Le journaliste valaisan Samuel Burgener s’attendait certes à ce que son article critique sur la station de Saas-Fee (photo Keystone-ATS) où il vit déclenche des réactions critiques elles aussi. Mais il ne s’attendait pas à une telle avalanche. Il n’a même plus eu le droit d’assister aux matchs de volley et de unihockey du club de gymnastique local.

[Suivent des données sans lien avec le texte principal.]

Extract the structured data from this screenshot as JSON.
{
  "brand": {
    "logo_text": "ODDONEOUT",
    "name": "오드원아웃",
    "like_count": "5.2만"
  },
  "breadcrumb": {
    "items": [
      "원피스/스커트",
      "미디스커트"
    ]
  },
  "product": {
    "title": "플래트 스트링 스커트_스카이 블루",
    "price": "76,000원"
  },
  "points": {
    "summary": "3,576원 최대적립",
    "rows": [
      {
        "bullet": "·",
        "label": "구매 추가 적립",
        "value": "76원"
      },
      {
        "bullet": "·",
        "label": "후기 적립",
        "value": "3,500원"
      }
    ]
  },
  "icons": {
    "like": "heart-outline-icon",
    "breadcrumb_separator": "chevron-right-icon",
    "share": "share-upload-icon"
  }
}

«Chaque été, plus de 2000 juifs d’obédience orthodoxe stricte passent leurs vacances dans la vallée de Saas. Leur présence divise la population d’un village : conflits culturels, manque de dialogue, question d’argent aussi.»  Le texte dont ces quelques lignes constituaient l’introduction a paru dans le Walliser Bote du 10 août dernier et dans la Neue Zürcher Zeitung (NZZ). Il décrit les relations entre la population locale et les touristes juifs orthodoxes dans la station haut-valaisanne de Saas-Fee et les problèmes qui en découlent.

L’article n’a pas l’ambition de faire les gros titres et son ton est modéré. Mais il a de toute évidence mis les nerfs de quelques-uns à vif. Il est signé d’Angelika Hardegger, journaliste à la NZZ, et de Samuel Burgener, membre de la rédaction en chef du Walliser Bote. Ce dernier a également travaillé pour la NZZ de 2013 à 2020, passant la semaine à Zurich et rentrant le week-end à son domicile valaisan. Depuis qu’il a rejoint le Walliser Bote en février 2021, il vit à nouveau principalement à Saas-Fee.

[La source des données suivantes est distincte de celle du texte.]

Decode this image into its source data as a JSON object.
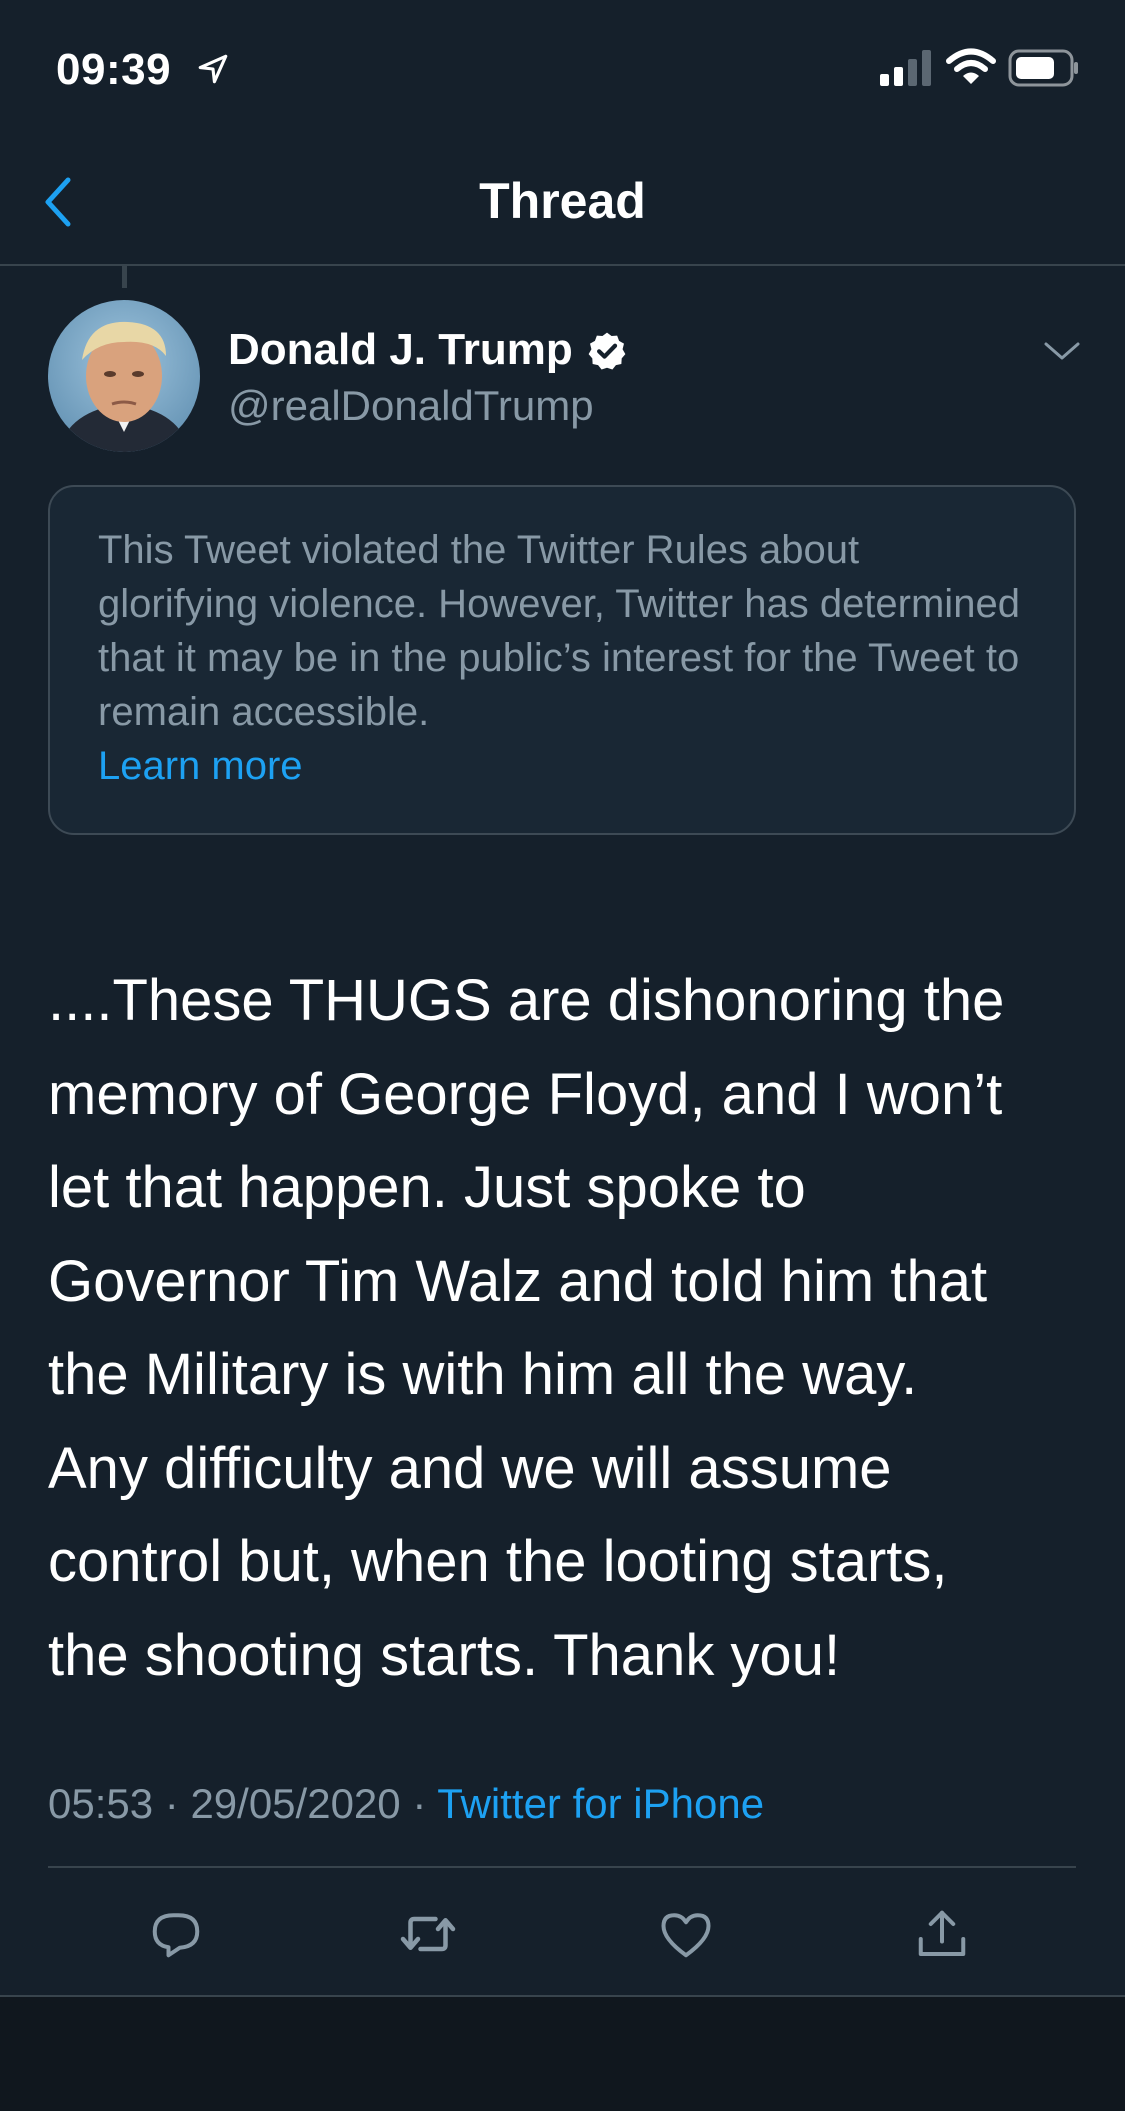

Une haine qui déboule dans la rue

Avec ses 1700 habitants, la station haut-valaisanne est petite. Les gens se connaissent. Samuel Burgener a donc pu mesurer par lui-même toute la force d’impact de son article dans le village. On l’a dit, il s’attendait à des réactions. Mais pas aussi massives. Les propos ont été durs. Il s’est retrouvé accusé d’avoir traîné Saas-Fee dans la boue. Les commentaires se sont répandus par email, par Whatsapp mais aussi directement dans la rue. Des menaces ont été proférées. Des collègues et des connaissances de longue date ont cessé de lui parler, le traitant comme un moins que rien. Sa famille n’a pas eu d’autre choix que d’écouter cette haine débouler dans la rue.

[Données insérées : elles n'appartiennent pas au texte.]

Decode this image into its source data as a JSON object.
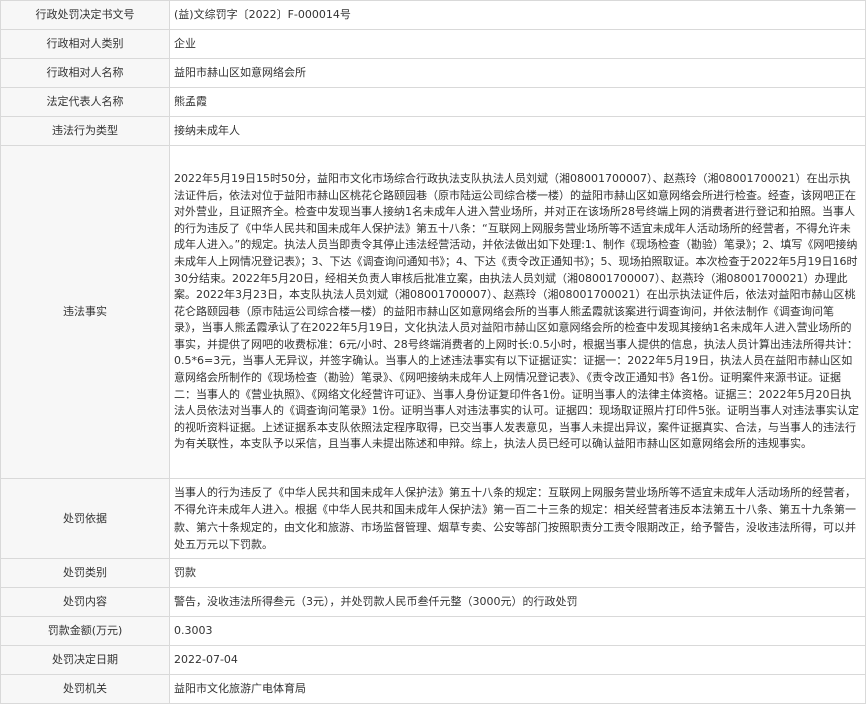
{
  "rows": [
    {
      "label": "行政处罚决定书文号",
      "value": "(益)文综罚字〔2022〕F-000014号"
    },
    {
      "label": "行政相对人类别",
      "value": "企业"
    },
    {
      "label": "行政相对人名称",
      "value": "益阳市赫山区如意网络会所"
    },
    {
      "label": "法定代表人名称",
      "value": "熊孟霞"
    },
    {
      "label": "违法行为类型",
      "value": "接纳未成年人"
    },
    {
      "label": "违法事实",
      "value": "2022年5月19日15时50分，益阳市文化市场综合行政执法支队执法人员刘斌（湘08001700007）、赵燕玲（湘08001700021）在出示执法证件后，依法对位于益阳市赫山区桃花仑路颐园巷（原市陆运公司综合楼一楼）的益阳市赫山区如意网络会所进行检查。经查，该网吧正在对外营业，且证照齐全。检查中发现当事人接纳1名未成年人进入营业场所，并对正在该场所28号终端上网的消费者进行登记和拍照。当事人的行为违反了《中华人民共和国未成年人保护法》第五十八条：“互联网上网服务营业场所等不适宜未成年人活动场所的经营者，不得允许未成年人进入。”的规定。执法人员当即责令其停止违法经营活动，并依法做出如下处理:1、制作《现场检查（勘验）笔录》；2、填写《网吧接纳未成年人上网情况登记表》；3、下达《调查询问通知书》；4、下达《责令改正通知书》；5、现场拍照取证。本次检查于2022年5月19日16时30分结束。2022年5月20日，经相关负责人审核后批准立案，由执法人员刘斌（湘08001700007）、赵燕玲（湘08001700021）办理此案。2022年3月23日，本支队执法人员刘斌（湘08001700007）、赵燕玲（湘08001700021）在出示执法证件后，依法对益阳市赫山区桃花仑路颐园巷（原市陆运公司综合楼一楼）的益阳市赫山区如意网络会所的当事人熊孟霞就该案进行调查询问，并依法制作《调查询问笔录》，当事人熊孟霞承认了在2022年5月19日，文化执法人员对益阳市赫山区如意网络会所的检查中发现其接纳1名未成年人进入营业场所的事实，并提供了网吧的收费标准：6元/小时、28号终端消费者的上网时长:0.5小时，根据当事人提供的信息，执法人员计算出违法所得共计：0.5*6=3元，当事人无异议，并签字确认。当事人的上述违法事实有以下证据证实：证据一：2022年5月19日，执法人员在益阳市赫山区如意网络会所制作的《现场检查（勘验）笔录》、《网吧接纳未成年人上网情况登记表》、《责令改正通知书》各1份。证明案件来源书证。证据二：当事人的《营业执照》、《网络文化经营许可证》、当事人身份证复印件各1份。证明当事人的法律主体资格。证据三：2022年5月20日执法人员依法对当事人的《调查询问笔录》1份。证明当事人对违法事实的认可。证据四：现场取证照片打印件5张。证明当事人对违法事实认定的视听资料证据。上述证据系本支队依照法定程序取得，已交当事人发表意见，当事人未提出异议，案件证据真实、合法，与当事人的违法行为有关联性，本支队予以采信，且当事人未提出陈述和申辩。综上，执法人员已经可以确认益阳市赫山区如意网络会所的违规事实。"
    },
    {
      "label": "处罚依据",
      "value": "当事人的行为违反了《中华人民共和国未成年人保护法》第五十八条的规定：互联网上网服务营业场所等不适宜未成年人活动场所的经营者，不得允许未成年人进入。根据《中华人民共和国未成年人保护法》第一百二十三条的规定：相关经营者违反本法第五十八条、第五十九条第一款、第六十条规定的，由文化和旅游、市场监督管理、烟草专卖、公安等部门按照职责分工责令限期改正，给予警告，没收违法所得，可以并处五万元以下罚款。"
    },
    {
      "label": "处罚类别",
      "value": "罚款"
    },
    {
      "label": "处罚内容",
      "value": "警告，没收违法所得叁元（3元），并处罚款人民币叁仟元整（3000元）的行政处罚"
    },
    {
      "label": "罚款金额(万元)",
      "value": "0.3003"
    },
    {
      "label": "处罚决定日期",
      "value": "2022-07-04"
    },
    {
      "label": "处罚机关",
      "value": "益阳市文化旅游广电体育局"
    }
  ]
}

Samuel Burgener a ses racines à Saas-Fee, il y participe à la vie associative. Il a joué au volley et au unihockey dans le club de gym du coin, l’association Poly Sport Saas-Fee. Le président de celle-ci, Denis Bumann, a fini par l’informer que sa présence n’était plus souhaitée dans le club à cause de son article. «J’ai été choqué, explique-t-il. Pour moi, c’est de l’ostracisme social.»

Quand la rédaction a été mise au courant, Herold Bieler, le directeur journalistique de la société éditrice du Walliser Bote, pomona.media AG, a tout de suite été d’avis qu’il fallait réagir. «Il n’y avait pas à discuter», confie-t-il. Dans le journalisme local, la proximité avec les protagonistes est certes très grande, le Haut-Valais petit et les réactions prévisibles. Il n’empêche: «C’était un bon article. Nous avions déjà pu constater que des articles critiques sur le tourisme et les chemins de fer de montagne dans la vallée de Saas pouvaient provoquer de fortes réactions et des annulations d’abonnements. Mais jamais cela n’a été aussi loin.»

«Ostracisme social»

Herold Bieler a donc rédigé un projet de lettre à l’attention du président du club de gymnastique. Il l’a soumis à l’éditeur de pomona.media, Fredy Bayard, au rédacteur en chef de la NZZ, Eric Gujer, et à la responsable de la rubrique nationale de la NZZ, Christina Neuhaus: tous l’ont signé. La lettre qualifiait l’attitude du président d’«arbitraire» et de «discriminatoire» et condamnait «l’ostracisme social dont sont victimes Samuel Burgener et sa famille dans les termes les plus forts possibles.» Le comportement du président du club y était décrit comme un «coup porté à la liberté de la presse».

La lettre à Denis Bumann a également été envoyée à l’administration communale de Saas-Fee, au Conseil suisse de la presse, aux Jeunes journalistes suisses, à Schweizer Journalist:in et à RSF Suisse. La présidente du Conseil de la presse, Susan Boos, a répondu en indiquant à Denis Bumann que le Conseil suisse de la presse peut être saisi pour de tels cas et en précisant: «Nous ne connaissons pas ce cas spécifique et ne souhaitons donc pas le commenter. En principe cependant, il n’est pas acceptable d’exclure les journalistes professionnels des événements publics ou de les ostraciser socialement.»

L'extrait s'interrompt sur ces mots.